Buiten is het ijzig koud en vooral gevaarlijk glad. Lopen op
de stoepen is lastig en vermoeiend. Deze week stond ik ’s morgens om zeven uur,
op het station. Het was aardedonker. De trein kwam niet, de kou trok door mijn
botten omhoog. Maar ik was vastberaden op het werk te geraken en dat lukte.
En terwijl op het scherm tweeëntwintig mannen voorbij
rennen, in de warmte van de woestijn, hangt in de jungle mijn lievelingsdier
aan een tak. Het is een grote, oranje, harige aap: de orang oetan. Hij knabbelt
wat op een vruchtje en pakt een groot blad van een boom. Het is tijd om zijn
nest op te gaan maken. Met de bladeren vouwt hij zijn bed, hoog in het woud.
Elke avond een andere plek.
De mensen kennen hem niet, omdat hij zo hoog leeft en zich
in dat ondoordringbare bos verplaatst. Hij is weliswaar geen jaguar wat betreft
snelheid, maar toch hebben weinig mensen hem gezien. Hij is een groot mysterie.

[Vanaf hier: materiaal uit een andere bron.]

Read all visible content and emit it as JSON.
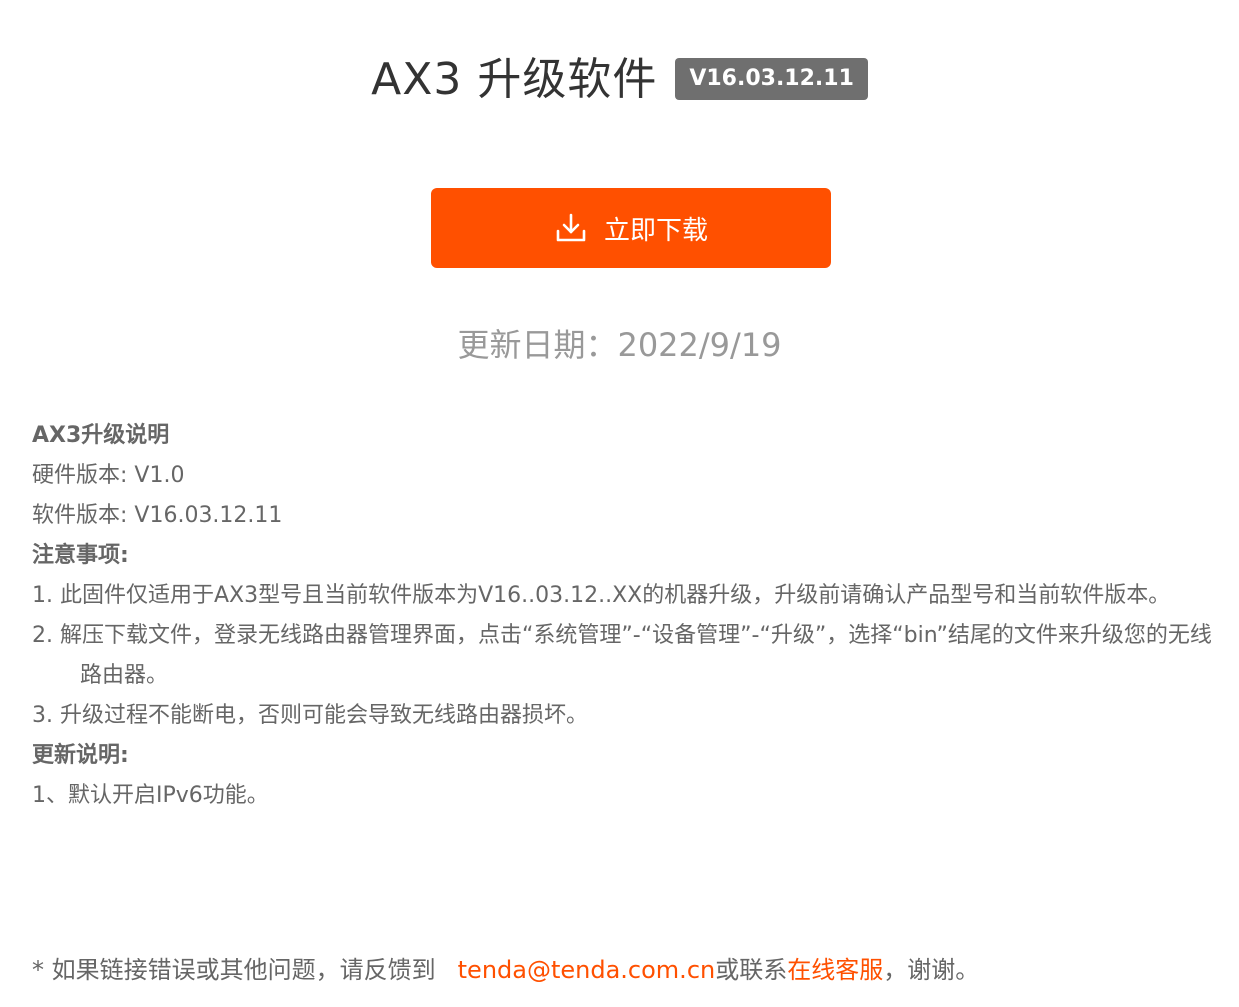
{
  "header": {
    "title": "AX3 升级软件",
    "version_badge": "V16.03.12.11"
  },
  "download": {
    "label": "立即下载",
    "icon": "download-icon"
  },
  "update_date": "更新日期：2022/9/19",
  "notes": {
    "heading": "AX3升级说明",
    "hardware_version": "硬件版本: V1.0",
    "software_version": "软件版本: V16.03.12.11",
    "caution_heading": "注意事项:",
    "caution_items": [
      "1. 此固件仅适用于AX3型号且当前软件版本为V16..03.12..XX的机器升级，升级前请确认产品型号和当前软件版本。",
      "2. 解压下载文件，登录无线路由器管理界面，点击“系统管理”-“设备管理”-“升级”，选择“bin”结尾的文件来升级您的无线路由器。",
      "3. 升级过程不能断电，否则可能会导致无线路由器损坏。"
    ],
    "changelog_heading": "更新说明:",
    "changelog_items": [
      "1、默认开启IPv6功能。"
    ]
  },
  "footer": {
    "prefix": "* 如果链接错误或其他问题，请反馈到",
    "email": "tenda@tenda.com.cn",
    "middle": "或联系",
    "support_link": "在线客服",
    "suffix": "，谢谢。"
  },
  "colors": {
    "accent": "#ff5000",
    "badge": "#6f6f6f",
    "text": "#666666"
  }
}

De moeder doet er maar liefst zeven jaar over om haar kind te leren hoe het
moet overleven. Ze leert welke vruchten
je kunt eten en welke niet.
De mensen weten ook niet of en hoe hij contacten heeft met
soortgenoten. Het is een eenzaam bestaan daar tussen de bladeren. Aangezien hij
heel veel op ons lijkt, zou je veronderstellen dat hij zo nu en dan knuffelt
met soortgenoten of berichten uitwisselt.

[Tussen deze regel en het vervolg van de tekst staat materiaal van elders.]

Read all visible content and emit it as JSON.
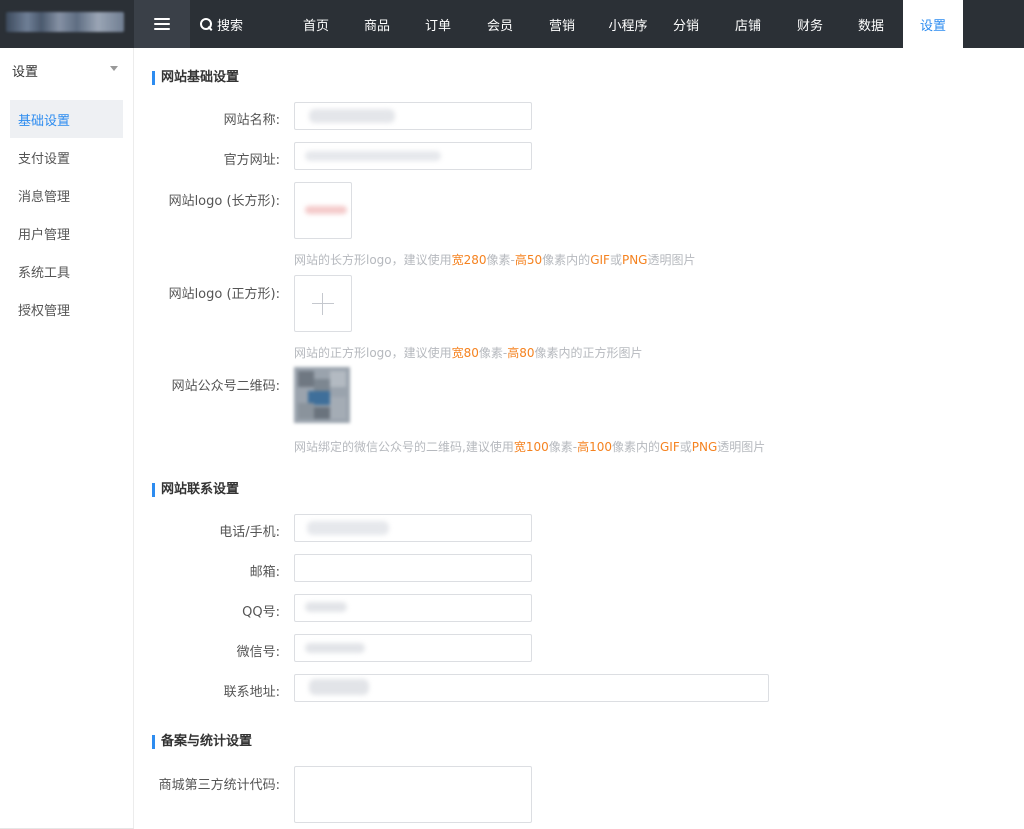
{
  "topbar": {
    "search_label": "搜索",
    "nav": [
      {
        "label": "首页"
      },
      {
        "label": "商品"
      },
      {
        "label": "订单"
      },
      {
        "label": "会员"
      },
      {
        "label": "营销"
      },
      {
        "label": "小程序"
      },
      {
        "label": "分销"
      },
      {
        "label": "店铺"
      },
      {
        "label": "财务"
      },
      {
        "label": "数据"
      },
      {
        "label": "设置",
        "active": true
      }
    ]
  },
  "sidebar": {
    "header": "设置",
    "items": [
      {
        "label": "基础设置",
        "active": true
      },
      {
        "label": "支付设置"
      },
      {
        "label": "消息管理"
      },
      {
        "label": "用户管理"
      },
      {
        "label": "系统工具"
      },
      {
        "label": "授权管理"
      }
    ]
  },
  "basic": {
    "title": "网站基础设置",
    "site_name_label": "网站名称:",
    "site_url_label": "官方网址:",
    "logo_rect_label": "网站logo (长方形):",
    "logo_rect_hint": {
      "pre": "网站的长方形logo，建议使用",
      "w": "宽280",
      "mid": "像素-",
      "h": "高50",
      "mid2": "像素内的",
      "fmt1": "GIF",
      "or": "或",
      "fmt2": "PNG",
      "post": "透明图片"
    },
    "logo_square_label": "网站logo (正方形):",
    "logo_square_hint": {
      "pre": "网站的正方形logo，建议使用",
      "w": "宽80",
      "mid": "像素-",
      "h": "高80",
      "post": "像素内的正方形图片"
    },
    "qr_label": "网站公众号二维码:",
    "qr_hint": {
      "pre": "网站绑定的微信公众号的二维码,建议使用",
      "w": "宽100",
      "mid": "像素-",
      "h": "高100",
      "mid2": "像素内的",
      "fmt1": "GIF",
      "or": "或",
      "fmt2": "PNG",
      "post": "透明图片"
    }
  },
  "contact": {
    "title": "网站联系设置",
    "phone_label": "电话/手机:",
    "email_label": "邮箱:",
    "qq_label": "QQ号:",
    "wechat_label": "微信号:",
    "address_label": "联系地址:"
  },
  "stats": {
    "title": "备案与统计设置",
    "code_label": "商城第三方统计代码:"
  },
  "colors": {
    "accent": "#2d8cf0",
    "topbar": "#2b3036",
    "highlight": "#f5821f"
  }
}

Hij kent geen kerst, geen mode, geen huwelijk. Hij heeft
vrijwel niets nodig.
Eens nam ik me voor dit prachtige dier in het wild te gaan
bekijken. Dat is mogelijk door een bezoek aan een opvangreservaat op het
Aziatische eiland Sumatra. Maar net op het moment dat ik genoeg had gespaard, kwam ik mijn
geliefde tegen en besloot ik met haar
plannen te gaan maken en mijn eigen voornemens op een zijspoor te zetten. Ik ben een mens en die volgen de
loop van het leven nauwkeurig.
Ik ben met haar wel in een dierentuin geweest, Apenheul, en
daar heb ik een glimp van mijn oranje vrienden opgevangen. Ze zaten er rustig
bij, op de grond, herinner ik mij. Ja, het was niet helemaal zoals het hoort.

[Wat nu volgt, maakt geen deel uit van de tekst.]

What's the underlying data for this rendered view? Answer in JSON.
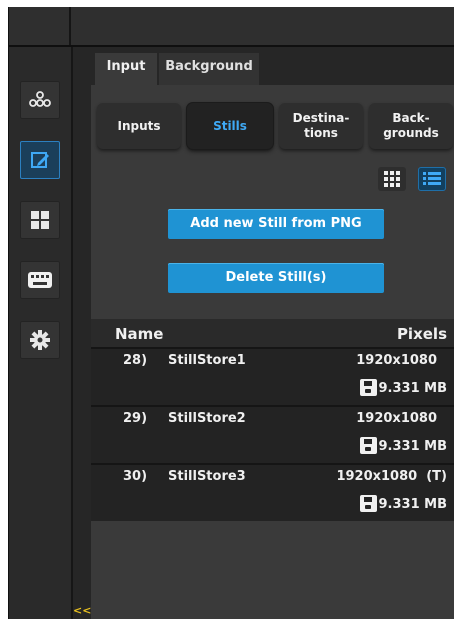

De orang hoort in de boom, alleen, altijd zoekend naar een lekker hapje. Een
zoo geeft niet helemaal het juiste plaatje.
De fysieke afstand is ook groot. Gelukkig maar, een
volwassen mannetje kan je gemakkelijk dooddrukken aan zijn machtige borst. Door
die afstand kun je een bijzondere eigenschap van de orang niet goed waarnemen.
Dat is zijn blik. Het wezen heeft een zachte, enigszins melancholische oogopslag,
die tegelijk ook een grote mate van bewustzijn verraadt.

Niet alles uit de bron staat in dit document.